Now that our instance is ready, we can specialize the remaining methods:

(cl-defmethod project-external-roots ((project (head makefile)))
  (car (cdr (cdr project))))

(cl-defmethod project-ignores ((project (head makefile)) _dir)
  (append (car (cdr project)) grep-find-ignored-files))

The grep-find-ignored-files variable contains some common patterns, like *~ or *.o, which are normally ignored in most circumstances, essentially giving us a default list of patterns in case the user does not create this “.project” file (or equivalent.)

This backend does not specialize project-files, but that's ok. Even though the documentation warns us that the generic function will get slower the more files the project has, we really can't do any better: it will use the “find” tool to scan the filesystem, using the list of patterns returned by project-ignores to exclude the files matching those patterns.

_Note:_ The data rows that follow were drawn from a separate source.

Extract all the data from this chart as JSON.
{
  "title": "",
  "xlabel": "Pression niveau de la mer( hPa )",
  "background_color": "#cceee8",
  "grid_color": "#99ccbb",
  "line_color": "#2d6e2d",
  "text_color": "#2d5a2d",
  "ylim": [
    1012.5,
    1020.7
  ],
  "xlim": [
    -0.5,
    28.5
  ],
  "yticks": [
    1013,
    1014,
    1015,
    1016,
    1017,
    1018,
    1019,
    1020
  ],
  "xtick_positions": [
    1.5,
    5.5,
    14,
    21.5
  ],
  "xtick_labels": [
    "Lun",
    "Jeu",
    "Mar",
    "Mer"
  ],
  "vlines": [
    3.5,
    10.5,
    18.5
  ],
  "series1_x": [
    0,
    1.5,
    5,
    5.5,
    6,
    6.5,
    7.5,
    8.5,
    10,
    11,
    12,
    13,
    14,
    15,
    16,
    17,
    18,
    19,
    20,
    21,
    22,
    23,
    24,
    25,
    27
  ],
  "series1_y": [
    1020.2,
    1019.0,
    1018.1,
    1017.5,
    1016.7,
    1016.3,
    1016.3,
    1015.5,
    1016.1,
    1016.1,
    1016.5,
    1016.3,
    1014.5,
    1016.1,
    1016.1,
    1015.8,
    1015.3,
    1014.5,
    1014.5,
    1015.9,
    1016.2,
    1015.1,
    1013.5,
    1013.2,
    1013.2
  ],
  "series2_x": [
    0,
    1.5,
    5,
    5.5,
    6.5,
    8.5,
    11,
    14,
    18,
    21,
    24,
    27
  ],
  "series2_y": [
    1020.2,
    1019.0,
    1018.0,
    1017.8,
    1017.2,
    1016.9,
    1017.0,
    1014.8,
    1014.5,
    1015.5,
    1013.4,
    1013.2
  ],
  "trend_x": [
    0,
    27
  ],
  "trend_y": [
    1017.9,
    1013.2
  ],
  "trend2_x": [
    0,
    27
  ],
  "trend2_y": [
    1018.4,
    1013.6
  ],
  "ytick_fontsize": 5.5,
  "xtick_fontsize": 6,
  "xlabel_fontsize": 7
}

Unlike the VC-based backend, this Makefile-based project can't really use tools operating on data formatted in a particular way like VCSs do, so the only way to make it faster would be to use a tool faster than “find”.

The final step to make it all work is to place this call somewhere, like the init file:

(add-hook 'project-find-functions #'project-makefile-try t)

You should strive to keep the default VC-based backend first, as this Makefile-based instance will conflict in some cases, giving you undesirable results.

Conclusion

All in all, extending project.el is trivial and the only thing lacking is a broader user-facing API, but that's something that will eventually come to be the more people use it.

On the other hand, repeating what I said earlier, thanks to the fact that VCSs are everywhere, there's not really a need to write new backend but rather it would be more useful to write extensions to Emacs's VC package instead.